USeekMFootnote 14 is an extension library for semantic databases that adds efficient geospatial support. The module supports OpenGIS geometry types (such as Point, Line, Polygon) and functions (such as Within, Intersects, Overlaps, Crosses) as standardized in the OGC GeoSPARQL standard.

Among database engines, Virtuoso Universal Server [18] can handle 2-dimensional points expressed with WGS84 coordinates, as well as storage of geometric shapes (lines, polygons, etc.). In order to check if two geometries are related, Virtuoso uses some built-in predicates (e.g. ST_contains, ST_within, ST_intersect) and supports some geometric functions (e.g., ST_distance, ST_x, ST_y, ST_z).
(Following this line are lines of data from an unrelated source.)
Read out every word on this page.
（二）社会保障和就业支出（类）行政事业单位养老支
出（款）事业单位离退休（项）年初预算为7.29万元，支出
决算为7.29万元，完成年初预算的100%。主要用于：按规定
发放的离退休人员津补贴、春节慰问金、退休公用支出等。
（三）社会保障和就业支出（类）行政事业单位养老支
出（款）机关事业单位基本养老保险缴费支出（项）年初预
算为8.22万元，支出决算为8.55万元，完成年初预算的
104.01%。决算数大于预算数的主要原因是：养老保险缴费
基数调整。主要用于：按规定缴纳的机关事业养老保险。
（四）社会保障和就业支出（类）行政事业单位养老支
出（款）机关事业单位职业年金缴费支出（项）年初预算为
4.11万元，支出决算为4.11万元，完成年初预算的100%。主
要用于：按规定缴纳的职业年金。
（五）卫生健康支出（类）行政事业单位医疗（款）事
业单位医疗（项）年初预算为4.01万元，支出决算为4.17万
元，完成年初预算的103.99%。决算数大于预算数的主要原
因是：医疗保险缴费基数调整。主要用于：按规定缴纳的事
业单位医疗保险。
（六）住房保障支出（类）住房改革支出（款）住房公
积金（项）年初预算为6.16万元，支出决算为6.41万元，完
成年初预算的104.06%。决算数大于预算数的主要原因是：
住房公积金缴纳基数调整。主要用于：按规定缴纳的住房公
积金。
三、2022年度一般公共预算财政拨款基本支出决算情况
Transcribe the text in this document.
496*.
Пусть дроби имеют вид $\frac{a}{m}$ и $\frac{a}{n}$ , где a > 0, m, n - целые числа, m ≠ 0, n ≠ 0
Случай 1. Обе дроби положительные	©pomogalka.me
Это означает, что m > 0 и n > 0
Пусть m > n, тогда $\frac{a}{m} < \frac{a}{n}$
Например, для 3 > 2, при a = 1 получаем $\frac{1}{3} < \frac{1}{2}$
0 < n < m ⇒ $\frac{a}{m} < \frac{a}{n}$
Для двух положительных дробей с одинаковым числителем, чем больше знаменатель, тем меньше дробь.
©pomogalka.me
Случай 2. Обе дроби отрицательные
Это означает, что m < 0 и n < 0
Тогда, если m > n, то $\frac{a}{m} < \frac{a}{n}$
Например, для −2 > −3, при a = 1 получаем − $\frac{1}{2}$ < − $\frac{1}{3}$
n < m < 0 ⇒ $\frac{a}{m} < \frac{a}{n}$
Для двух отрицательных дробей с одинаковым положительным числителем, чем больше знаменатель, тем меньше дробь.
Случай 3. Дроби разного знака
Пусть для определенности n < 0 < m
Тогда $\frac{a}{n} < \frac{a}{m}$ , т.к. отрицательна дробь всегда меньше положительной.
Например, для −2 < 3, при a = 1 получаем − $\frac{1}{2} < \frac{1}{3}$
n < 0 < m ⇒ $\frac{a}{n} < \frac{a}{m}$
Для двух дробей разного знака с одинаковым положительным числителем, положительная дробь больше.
At the moment Virtuoso is not fully compliant with GeoSPARQL.

Oracle Spatial and Graph [14] supports, among others, RDF Semantic Graph data management and analysis, its applications ranging from semantic data integration to linked open data and network graphs used in transportation, utilities, energy and telcos. Oracle Spatial and Graph uses GeoSPARQL for representing and querying spatial data, even if it is not fully compliant with it.

A native RDF triple store implementation with spatial query functionality is described by Brodt et al. [5]. They model spatial features in RDF as typed complex literals and define spatial predicates as filter functions in SPARQL. However, their approach is optimized for storing and querying static RDF data with rare updates, as changes and updates in the location data can have an impact on their indexing and data processing.

Then, there are works that show how to expose dynamic data sources as Linked Data. Harth et al. [11] present an approach to expose data coming from information services as Linked Data to support their integration. Mapping is performed by using a tool to map RESTfull services to a reference ontology [20]. Although OSM is considered as one source, only queries based on bounding box have been supported. Thus this work does not proposes a general approach to expose OSM data as Linked Data.

Speiser et al. [19] and Norton et al. [13] present in their papers general approaches to expose data provided by services as Linked Data when invoked with a proper input, with [19] providing a more complete approach compared to [13]. Examples provided in the papers consider geospatial services like GeoNames [19] or OSM [13]. These general approaches are interesting but can hardly support the large variety of spatial queries over OSM that are supported by LOSM. In addition, vocabulary of the service is not mapped to widely adopted vocabularies as we did in LOSM.

5 Conclusion and Future Work

We presented LOSM, a service that acts as a SPARQL endpoint on top of Open Street Map data. Differently from LinkedGeoData, it does not work by using dumps of the OSM datasets but it queries directly the OSM database by means of a translation from SPARQL to overpass API calls. The implementation currently works on a subset of the SPARQL language plus the geographical query constructs from the Jena Spatial extension. We show how fresh and timely geographical data exposed via a SPARQL endpoint in combination with information coming from multilingual knowledge graphs can affect the search for information in a disaster recovery scenario. We are currently working to extend the expressiveness of the SPARQL sub-language supported by LOSM.